Future research on AI use and the application of Shariah compliance in IFIs should explore several theoretical frameworks, particularly from an accounting perspective. Another unexplored field that may be of interest is training new, complex AI to cope with the complex legal interpretations that are part of Sharia. Some of the ramifications of these systems would include recognizing different culturally related views or various legal system classifications where needed to ensure that AI can respond to the shift in interpretations regarding the law but, in the same manner, stay lawfully sound in its approaches to accounting.

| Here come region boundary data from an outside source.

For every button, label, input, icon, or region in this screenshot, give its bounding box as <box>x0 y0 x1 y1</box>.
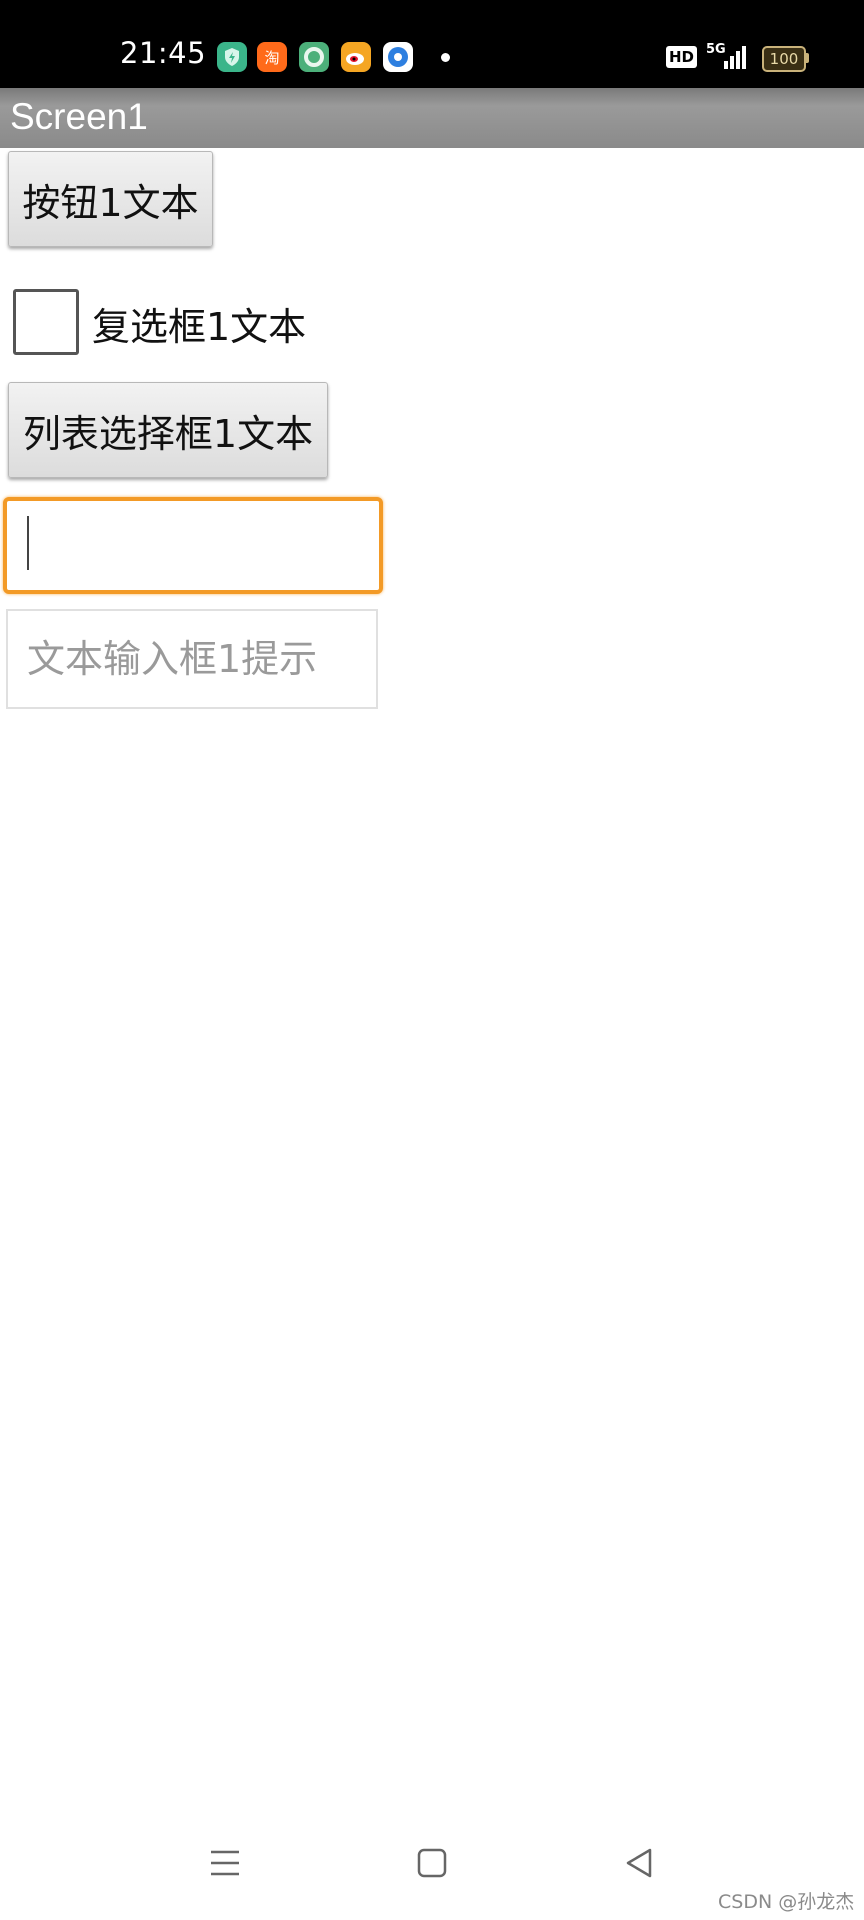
screen-title: Screen1 <box>10 96 148 137</box>
watermark: CSDN @孙龙杰 <box>718 1891 855 1913</box>
signal-strength-icon <box>722 44 748 70</box>
textbox2-container[interactable] <box>6 609 378 709</box>
menu-icon[interactable] <box>208 1846 242 1884</box>
checkbox1-label[interactable]: 复选框1文本 <box>92 296 306 351</box>
checkbox1[interactable] <box>13 289 79 355</box>
battery-tip <box>806 53 809 63</box>
status-time: 21:45 <box>120 36 207 70</box>
listpicker1-button[interactable]: 列表选择框1文本 <box>8 382 328 478</box>
button1[interactable]: 按钮1文本 <box>8 151 213 247</box>
weibo-app-icon <box>341 42 371 72</box>
title-bar: Screen1 <box>0 88 864 148</box>
security-shield-app-icon <box>217 42 247 72</box>
more-notifications-dot-icon <box>441 53 450 62</box>
taobao-app-icon: 淘 <box>257 42 287 72</box>
svg-text:淘: 淘 <box>264 49 279 67</box>
back-icon[interactable] <box>622 1846 656 1884</box>
battery-icon: 100 <box>762 46 806 72</box>
blue-circle-app-icon <box>383 42 413 72</box>
home-icon[interactable] <box>415 1846 449 1884</box>
text-caret <box>27 516 29 570</box>
hd-voice-badge: HD <box>666 46 698 68</box>
textbox2-input[interactable] <box>8 611 376 707</box>
app-screen: 21:45 淘 HD 5G 100 Screen1 按钮1文本 复选框1文本 列… <box>0 0 864 1920</box>
status-bar: 21:45 淘 HD 5G 100 <box>0 0 864 88</box>
textbox1-focused[interactable] <box>3 497 383 594</box>
green-circle-app-icon <box>299 42 329 72</box>
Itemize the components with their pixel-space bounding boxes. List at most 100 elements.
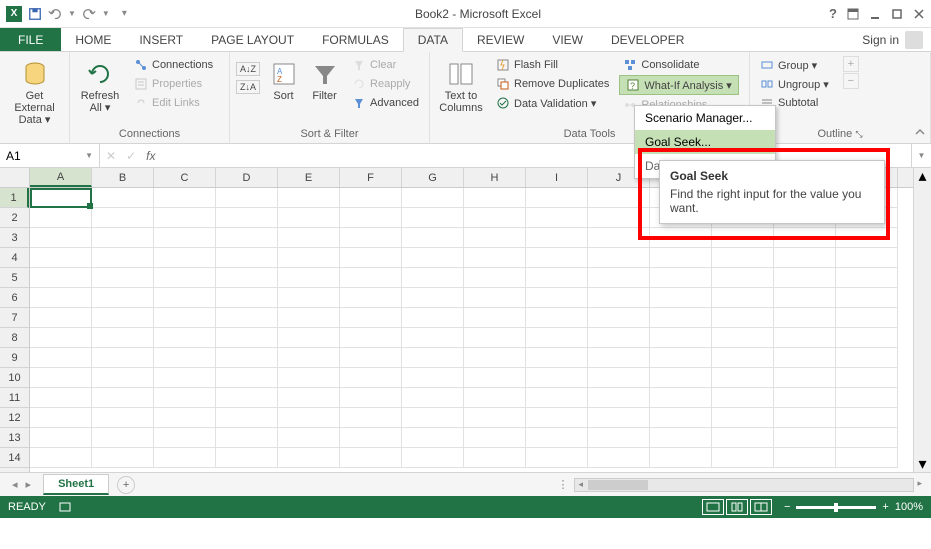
cell[interactable]: [836, 308, 898, 328]
row-header[interactable]: 7: [0, 308, 29, 328]
cell[interactable]: [30, 408, 92, 428]
tab-review[interactable]: REVIEW: [463, 28, 538, 51]
data-validation-button[interactable]: Data Validation ▾: [492, 94, 613, 112]
cell[interactable]: [402, 408, 464, 428]
column-header[interactable]: C: [154, 168, 216, 187]
cell[interactable]: [278, 208, 340, 228]
close-icon[interactable]: [913, 8, 925, 20]
cell[interactable]: [340, 208, 402, 228]
cell[interactable]: [650, 328, 712, 348]
cell[interactable]: [464, 288, 526, 308]
cell[interactable]: [340, 348, 402, 368]
cell[interactable]: [278, 408, 340, 428]
column-header[interactable]: F: [340, 168, 402, 187]
cell[interactable]: [402, 368, 464, 388]
cell[interactable]: [92, 328, 154, 348]
cell[interactable]: [650, 388, 712, 408]
cell[interactable]: [526, 308, 588, 328]
column-header[interactable]: I: [526, 168, 588, 187]
cell[interactable]: [154, 208, 216, 228]
filter-button[interactable]: Filter: [307, 56, 342, 102]
row-header[interactable]: 4: [0, 248, 29, 268]
cell[interactable]: [526, 228, 588, 248]
cell[interactable]: [402, 208, 464, 228]
cell[interactable]: [30, 288, 92, 308]
cell[interactable]: [30, 188, 92, 208]
cell[interactable]: [836, 268, 898, 288]
tab-data[interactable]: DATA: [403, 28, 463, 52]
cell[interactable]: [216, 228, 278, 248]
cell[interactable]: [340, 188, 402, 208]
cell[interactable]: [712, 348, 774, 368]
scenario-manager-item[interactable]: Scenario Manager...: [635, 106, 775, 130]
cell[interactable]: [588, 328, 650, 348]
cell[interactable]: [278, 188, 340, 208]
cell[interactable]: [154, 308, 216, 328]
cell[interactable]: [92, 428, 154, 448]
cell[interactable]: [92, 408, 154, 428]
cell[interactable]: [92, 248, 154, 268]
cell[interactable]: [402, 428, 464, 448]
cell[interactable]: [216, 348, 278, 368]
row-header[interactable]: 2: [0, 208, 29, 228]
cell[interactable]: [340, 308, 402, 328]
goal-seek-item[interactable]: Goal Seek...: [635, 130, 775, 154]
scroll-up-icon[interactable]: ▴: [914, 168, 931, 184]
row-header[interactable]: 3: [0, 228, 29, 248]
cell[interactable]: [402, 348, 464, 368]
cell[interactable]: [402, 188, 464, 208]
cell[interactable]: [154, 228, 216, 248]
page-layout-view-button[interactable]: [726, 499, 748, 515]
undo-dropdown-icon[interactable]: ▼: [68, 9, 76, 18]
cell[interactable]: [526, 288, 588, 308]
cell[interactable]: [836, 328, 898, 348]
cell[interactable]: [154, 448, 216, 468]
tab-page-layout[interactable]: PAGE LAYOUT: [197, 28, 308, 51]
cell[interactable]: [92, 308, 154, 328]
horizontal-scrollbar[interactable]: ⋮ ◂▸: [135, 478, 931, 492]
cell[interactable]: [588, 288, 650, 308]
cell[interactable]: [588, 308, 650, 328]
normal-view-button[interactable]: [702, 499, 724, 515]
cell[interactable]: [588, 428, 650, 448]
sign-in[interactable]: Sign in: [854, 28, 931, 51]
cell[interactable]: [774, 328, 836, 348]
cell[interactable]: [216, 248, 278, 268]
cell[interactable]: [588, 348, 650, 368]
cell[interactable]: [774, 288, 836, 308]
row-header[interactable]: 13: [0, 428, 29, 448]
vertical-scrollbar[interactable]: ▴ ▾: [913, 168, 931, 472]
cell[interactable]: [526, 408, 588, 428]
cell[interactable]: [340, 268, 402, 288]
cell[interactable]: [340, 428, 402, 448]
clear-button[interactable]: Clear: [348, 56, 423, 74]
tab-view[interactable]: VIEW: [538, 28, 597, 51]
cell[interactable]: [836, 228, 898, 248]
cell[interactable]: [526, 328, 588, 348]
get-external-data-button[interactable]: Get External Data ▾: [6, 56, 63, 126]
fx-icon[interactable]: fx: [146, 149, 155, 163]
cell[interactable]: [402, 228, 464, 248]
cell[interactable]: [650, 428, 712, 448]
zoom-level[interactable]: 100%: [895, 501, 923, 513]
page-break-view-button[interactable]: [750, 499, 772, 515]
tab-insert[interactable]: INSERT: [125, 28, 197, 51]
tab-developer[interactable]: DEVELOPER: [597, 28, 698, 51]
scroll-down-icon[interactable]: ▾: [914, 456, 931, 472]
cell[interactable]: [92, 388, 154, 408]
cell[interactable]: [216, 288, 278, 308]
column-header[interactable]: H: [464, 168, 526, 187]
cell[interactable]: [712, 428, 774, 448]
edit-links-button[interactable]: Edit Links: [130, 94, 217, 112]
connections-button[interactable]: Connections: [130, 56, 217, 74]
cell[interactable]: [712, 328, 774, 348]
cell[interactable]: [216, 408, 278, 428]
flash-fill-button[interactable]: Flash Fill: [492, 56, 613, 74]
cell[interactable]: [526, 428, 588, 448]
cell[interactable]: [836, 248, 898, 268]
cell[interactable]: [278, 248, 340, 268]
cell[interactable]: [402, 448, 464, 468]
cell[interactable]: [464, 268, 526, 288]
cell[interactable]: [402, 308, 464, 328]
cell[interactable]: [650, 288, 712, 308]
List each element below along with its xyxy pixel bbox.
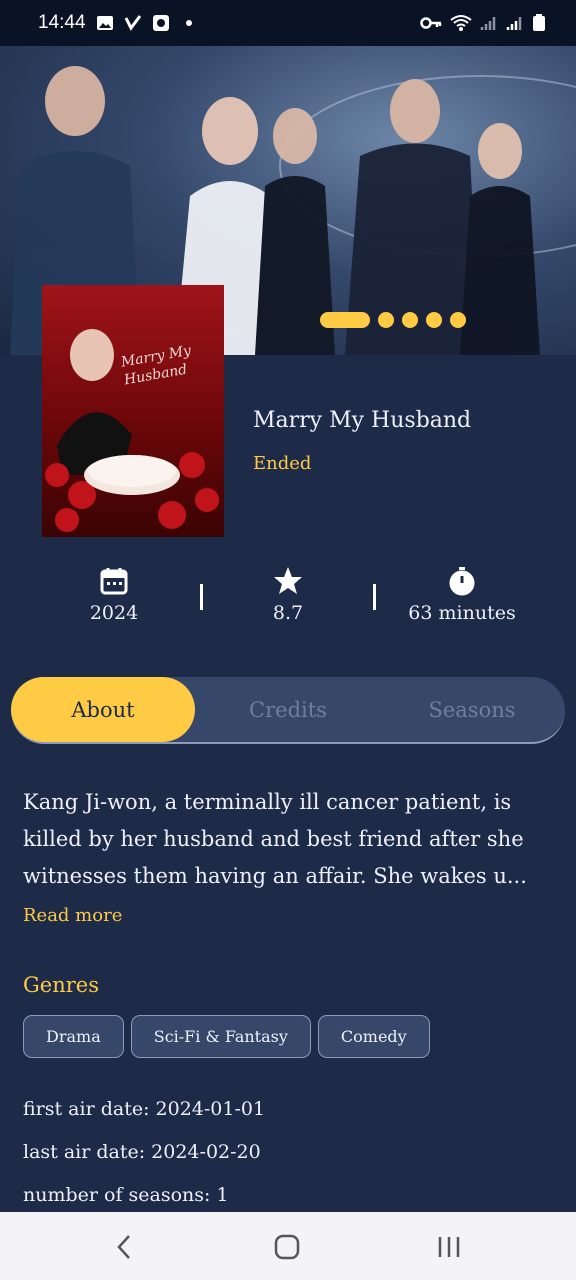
first-air-date: first air date: 2024-01-01 [23,1098,266,1120]
last-air-date: last air date: 2024-02-20 [23,1141,261,1163]
tab-seasons[interactable]: Seasons [380,677,564,742]
status-bar: 14:44 [0,0,576,46]
battery-icon [533,14,545,31]
stat-runtime: 63 minutes [392,566,532,624]
stat-divider [200,584,203,610]
gallery-icon [96,16,113,30]
poster-image: Marry My Husband [42,285,224,537]
carousel-dot[interactable] [450,312,466,328]
wifi-icon [450,15,472,31]
genre-chip[interactable]: Comedy [317,1015,430,1058]
dot-icon [185,20,192,26]
tab-bar: About Credits Seasons [11,677,565,744]
check-icon [124,15,141,31]
stat-rating: 8.7 [218,566,358,624]
carousel-indicator[interactable] [320,312,466,328]
poster-art [45,329,219,532]
tab-about[interactable]: About [11,677,195,742]
carousel-dot[interactable] [402,312,418,328]
carousel-dot[interactable] [320,312,370,328]
overview-text: Kang Ji-won, a terminally ill cancer pat… [23,790,527,888]
star-icon [274,567,302,594]
status-time: 14:44 [38,12,86,33]
year-value: 2024 [89,602,139,624]
back-icon[interactable] [110,1232,140,1262]
show-status: Ended [253,453,312,474]
rating-value: 8.7 [272,602,304,624]
genre-chips: Drama Sci-Fi & Fantasy Comedy [23,1015,430,1058]
number-of-seasons: number of seasons: 1 [23,1184,229,1206]
read-more-link[interactable]: Read more [23,905,122,926]
stopwatch-icon [449,567,475,596]
genre-chip[interactable]: Sci-Fi & Fantasy [130,1015,311,1058]
show-title: Marry My Husband [253,408,472,433]
calendar-icon [100,568,128,595]
tab-credits[interactable]: Credits [196,677,380,742]
home-icon[interactable] [272,1232,302,1262]
signal-icon [480,17,496,30]
screen-record-icon [152,15,169,31]
signal-icon [506,17,522,30]
genres-heading: Genres [23,973,99,997]
recents-icon[interactable] [434,1232,464,1262]
carousel-dot[interactable] [378,312,394,328]
system-nav-bar [0,1212,576,1280]
stat-divider [373,584,376,610]
carousel-dot[interactable] [426,312,442,328]
key-icon [420,17,442,29]
runtime-value: 63 minutes [408,602,516,624]
genre-chip[interactable]: Drama [23,1015,124,1058]
stat-year: 2024 [44,566,184,624]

It could improve the way IFIs practice the applications of Artificial Intelligence in its financial and accounting aspects, as well as the general framework that would guarantee Sharia compliance. There is also another direction in which considerable attention should be paid in future, namely, the question of the extent and methodologies of explicability of AI-controlled systems. Hence, stakeholders in the Shariah sensitive areas of financial transactions to trust AI need to be able to explain how it came about to the decision. More research should be dedicated to how such transparency can be improved, such as in accounting, and its impact on stakeholder confidence. The practical, technical, and theoretical methodological concepts of transparency regarding AI integration in Islamic finance may depend heavily on understanding and discharging the emerging ethical implications associated with its use. Therefore, the identification of the current state of ethical considerations regarding AI application in Islamic finance is also valuable, as are research recommendations highlighting the ethical frameworks that exist within the use of AI in IF. It might be helpful to examine how managerial decision making and the attitudes of stakeholders, such as customers, regulatory bodies, and sources of Islamic teaching, are affected by AI. This line of inquiry is particularly appropriate given that ethical issues are very sensitive, especially in accounting. By studying the ethics of using AI, experts can determine how to implement these technologies within Islamic finance to ensure the trust of direct stakeholders.